Forse questo è il più odifreddiano degli scritti di Odifreddi, proprio per l'esperimento esegetico-letterario di riappropriazione esplicita e creativa. Nella sua versione, Odifreddi, oltre a usare la parola "atomi" (notoriamente mai usata da Lucrezio, che invece preferisce parole come "semi", "elementi" e "corpuscoli"), peraltro usata già da altri traduttori, arriva a servirsi di espressioni prima facie assurde come "buco nero" (p. 49), salvo poi spiegare in sede di commento il perché (p. 50). L'operazione di Odifreddi, in sostanza, è la seguente: nelle pagine dispari ha messo una sua versione libera del testo integrale, mentre nelle pagine pari ha fornito una piccola enciclopedia illustrata dei risultati delle scienze attuali prendendo spunto dai passi dell'opera stampati in blu (ci sono anche passi in corsivo, segnalati come più significativi, e passi in rosso, spiegati nei commenti precedenti o successivi).
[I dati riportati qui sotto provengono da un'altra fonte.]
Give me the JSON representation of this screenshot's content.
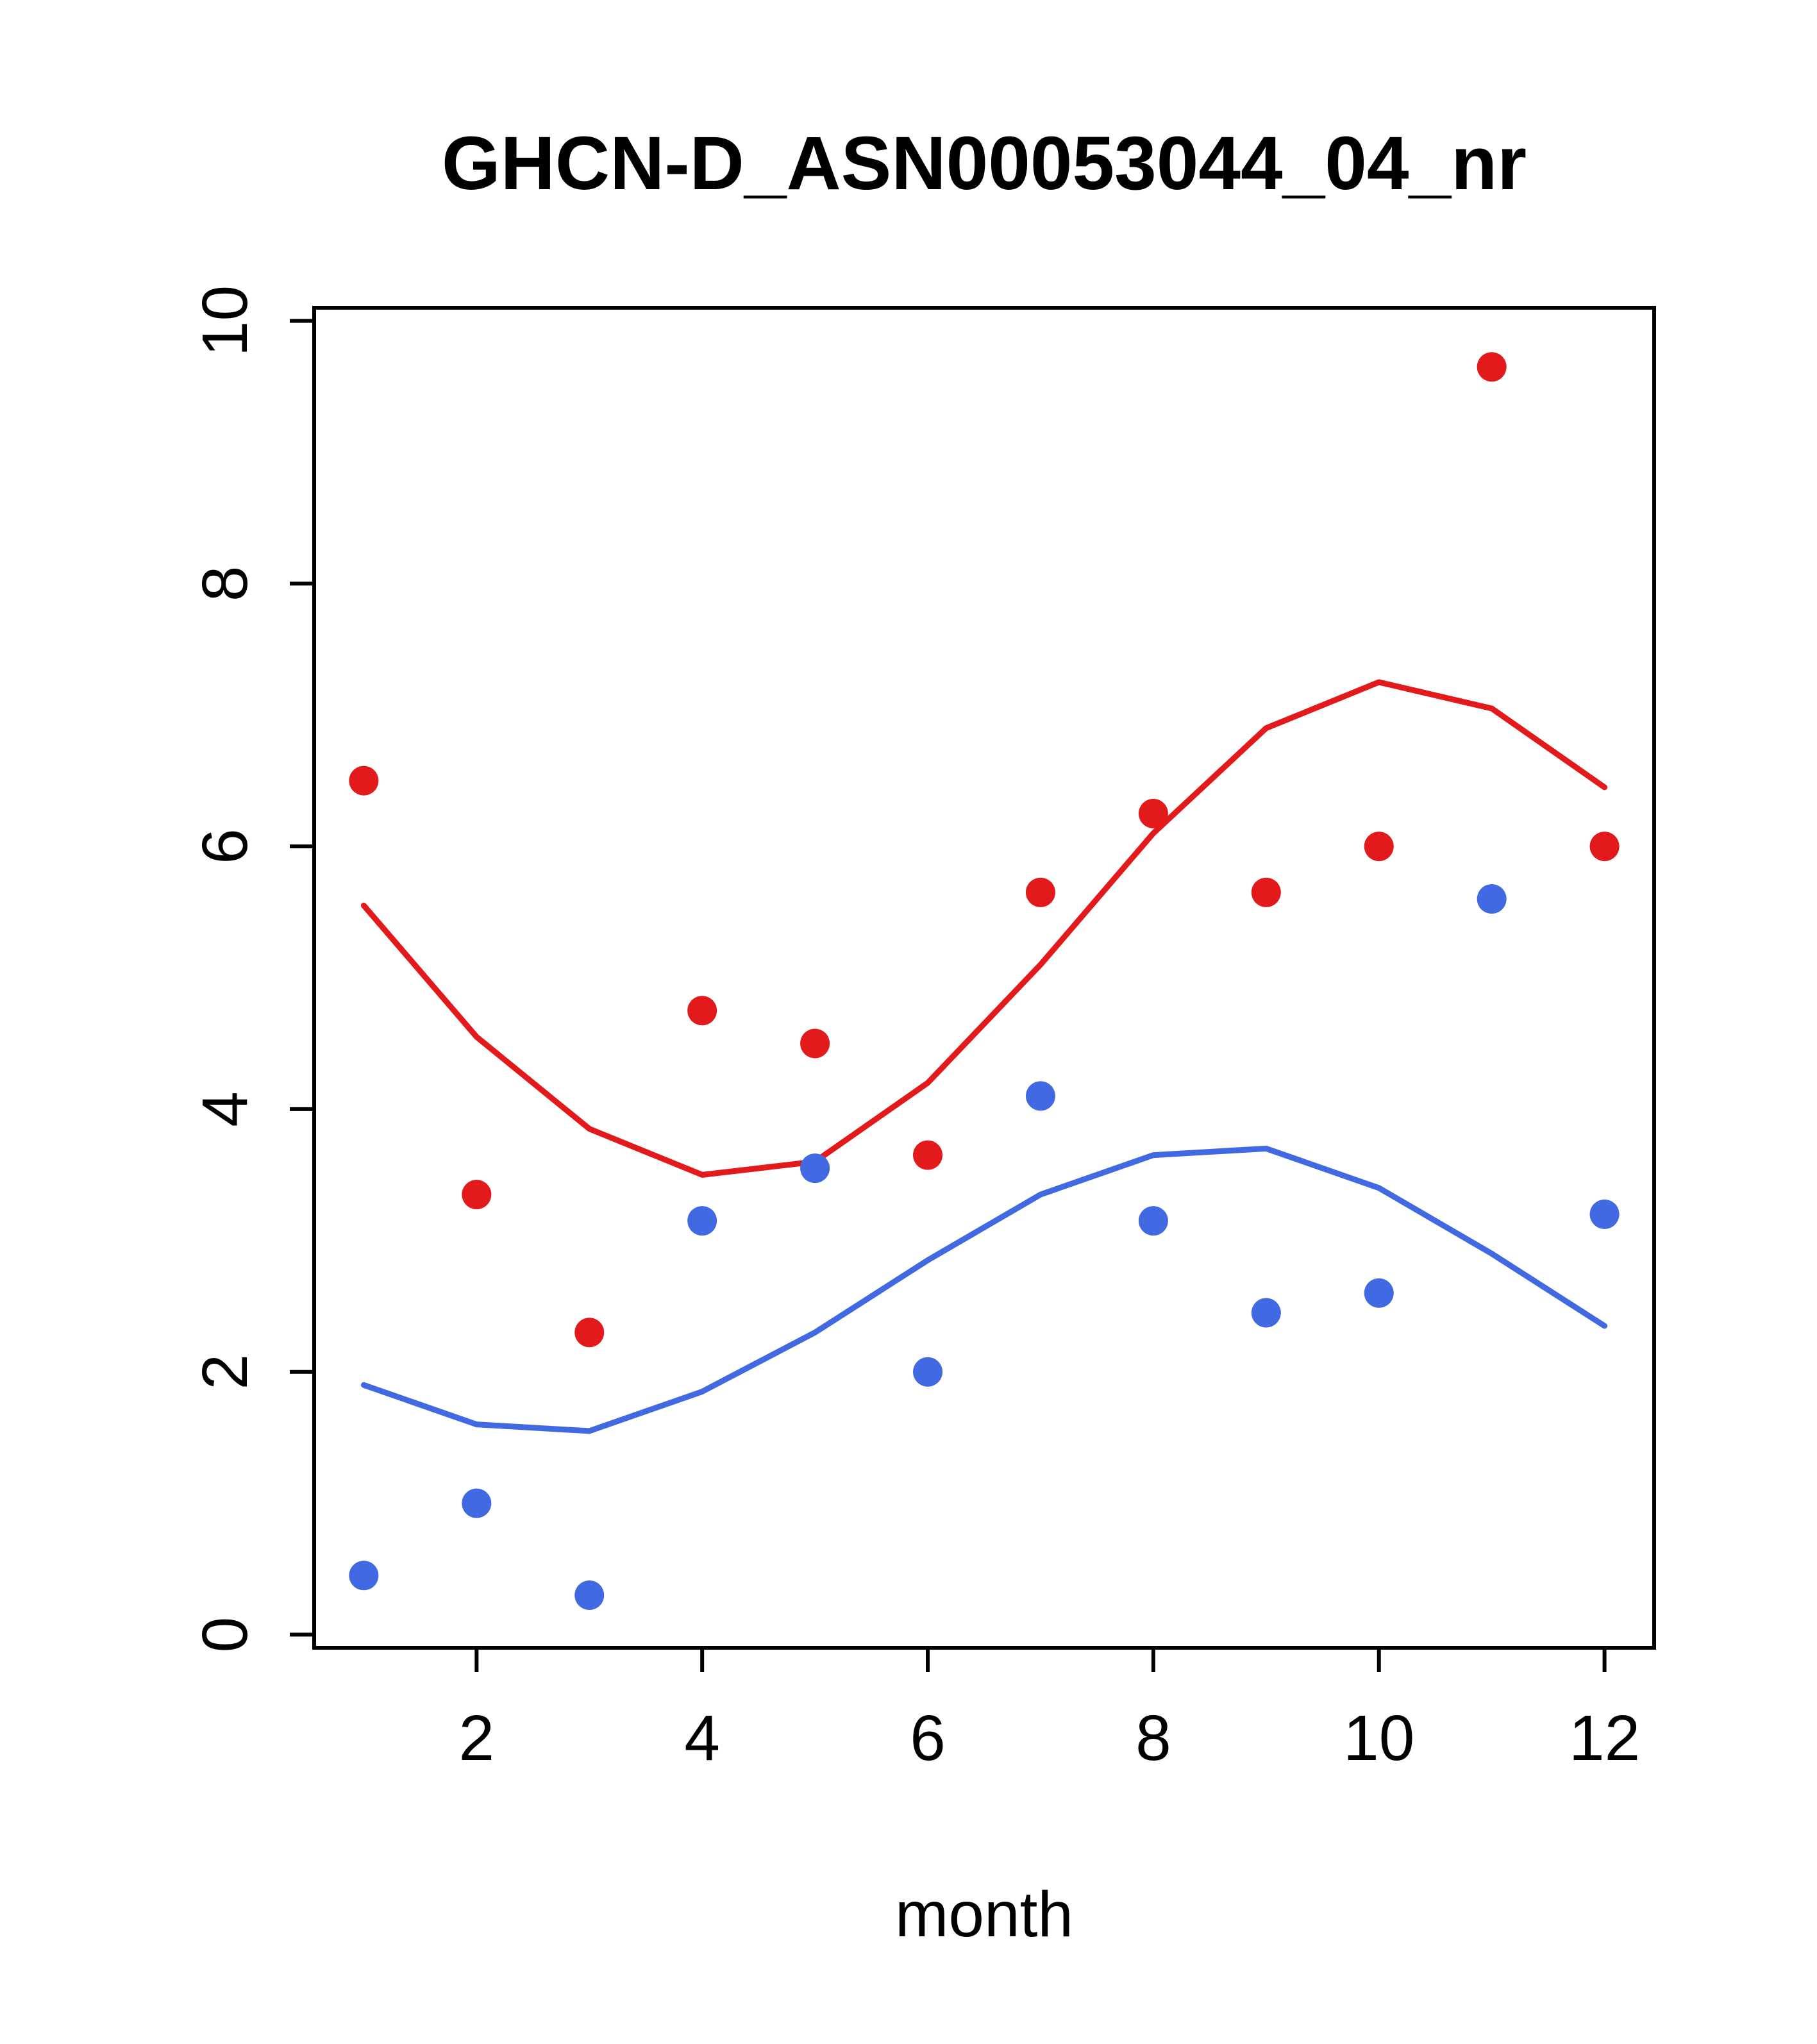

Certo, a volte il nesso è un po' arbitrario e pretestuoso, ma il suo scopo è appunto quello di trarre spunto da certe intuizioni anticipatrici di Lucrezio per celebrare la scienza moderna, di cui il poeta è il padre nobile e oracolare, il guru, l'icona. Non è importante tanto il fatto che Lucrezio ci abbia preso o meno, per esempio per quanto riguarda la tavola periodica degli elementi, le leggi mendeliane dell'ereditarietà, la selezione naturale darwiniana, la spiegazione ottico-fisica dell'arcobaleno e delle immagini riflesse allo specchio, e così via: quello che importa, e che Odifreddi sottolinea, è che egli abbia guardato nella direzione giusta, che è quella dell'approccio materialista, riduzionista e atomista.
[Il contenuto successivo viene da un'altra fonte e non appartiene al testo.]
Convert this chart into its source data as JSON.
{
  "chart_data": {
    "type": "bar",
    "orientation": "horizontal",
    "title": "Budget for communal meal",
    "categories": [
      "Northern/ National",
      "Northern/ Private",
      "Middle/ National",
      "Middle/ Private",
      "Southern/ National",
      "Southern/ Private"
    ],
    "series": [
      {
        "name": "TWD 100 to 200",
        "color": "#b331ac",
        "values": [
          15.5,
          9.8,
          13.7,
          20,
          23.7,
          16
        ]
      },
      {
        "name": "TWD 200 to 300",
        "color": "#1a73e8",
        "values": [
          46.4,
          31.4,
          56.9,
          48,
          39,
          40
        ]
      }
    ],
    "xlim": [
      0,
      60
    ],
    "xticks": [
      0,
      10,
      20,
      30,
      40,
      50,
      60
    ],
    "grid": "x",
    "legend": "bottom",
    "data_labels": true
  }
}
Odifreddi, quindi, mira al puro contenuto, facendosi aiutare anche dalle osservazioni su Lucrezio degli scienziati del passato, a cominciare da Newton. A mio parere, l'approccio "infedele" di Odifreddi è sintetizzato mirabilmente dalle parole contenute in una lettera di James Clerk Maxwell del 1866 a Hugh Munro (curatore di un'edizione inglese del poema), non a caso citate per due volte (p. 23 e p. 68) e accompagnate dalla raccomandazione di tenerle bene a mente in relazione a certi passi: «Le sue parole [II, 100-111, sul moto caotico degli atomi] sono una così buona illustrazione della teoria moderna, che sarebbe un peccato che significassero qualcosa di diverso!».
Tutto qui, dunque: un brillante gioco letterario ed erudito in cui un testo antico, bistrattato e diffamato, ma segretamente plagiato dai primi pensatori cristiani, perduto per tutto il Medioevo, riscoperto all'inizio del XV secolo da Poggio Bracciolini e di nuovo osteggiato dalla Chiesa e dalla cultura dominante ad essa legata, viene usato per una sana polemica tutta moderna in favore di una concezione laica e scientifica del mondo (e qui non si può non pensare all'irriverente ed esilarante accostamento, a p. 190, tra l'apoteosi di Epicuro compiuta da Lucrezio nel poema e le odierne apoteosi a furor di popolo, come accadeva per gli imperatori romani, di personaggi come Padre Pio, Madre Teresa di Calcutta e Giovanni Paolo II).
P. S. Incuriosito dalla vecchia e a dir poco creativa traduzione di Alessandro Marchetti (1633-1714) in 10.724 endecasillabi sciolti, più volte citata da Odifreddi, ne ho scaricato una versione digitale e ho fatto una scoperta gustosissima. Odifreddi, commentando l'omaggio di Lucrezio a Empedocle e alla Sicilia in I, 717-733 (cfr. p. 50), lamenta l'"imperdonabile svista" del poeta, perché, dicendo che l'isola non ha prodotto ingegno migliore di quello di Empedocle, dimentica Archimede. Ebbene, Odifreddi ricorda che Marchetti, da matematico, colmò la lacuna e interpolò i versi introducendo Archimede, ma a sua volta omette di dire che Marchetti fece molto di più, perché nel mazzo dei siciliani infilò pure il suo maestro Giovanni Alfonso Borelli (1608-1679), un galileiano messinese autore, tra l'altro, di un importante trattato di vulcanologia sull'eruzione dell'Etna del 1669:
Ma non sembra però che qui nascesse
Cosa mai più mirabil di costui,
Nè più bella e gentil, più cara e santa.
Se non se forse in Siracusa nacque
Il divino Archimede, e nuovamente
Nella nobil Messina il gran Borelli
Pien di filosofia la lingua e 'l petto,
Pregio del mondo e mio sommo e sovrano,
Mio maestro, anzi padre, ah! più che padre.
(I, 952-960)
E poco prima (525-532) Marchetti aveva pensato bene di citare pure Gassendi, tanto per non sbagliare.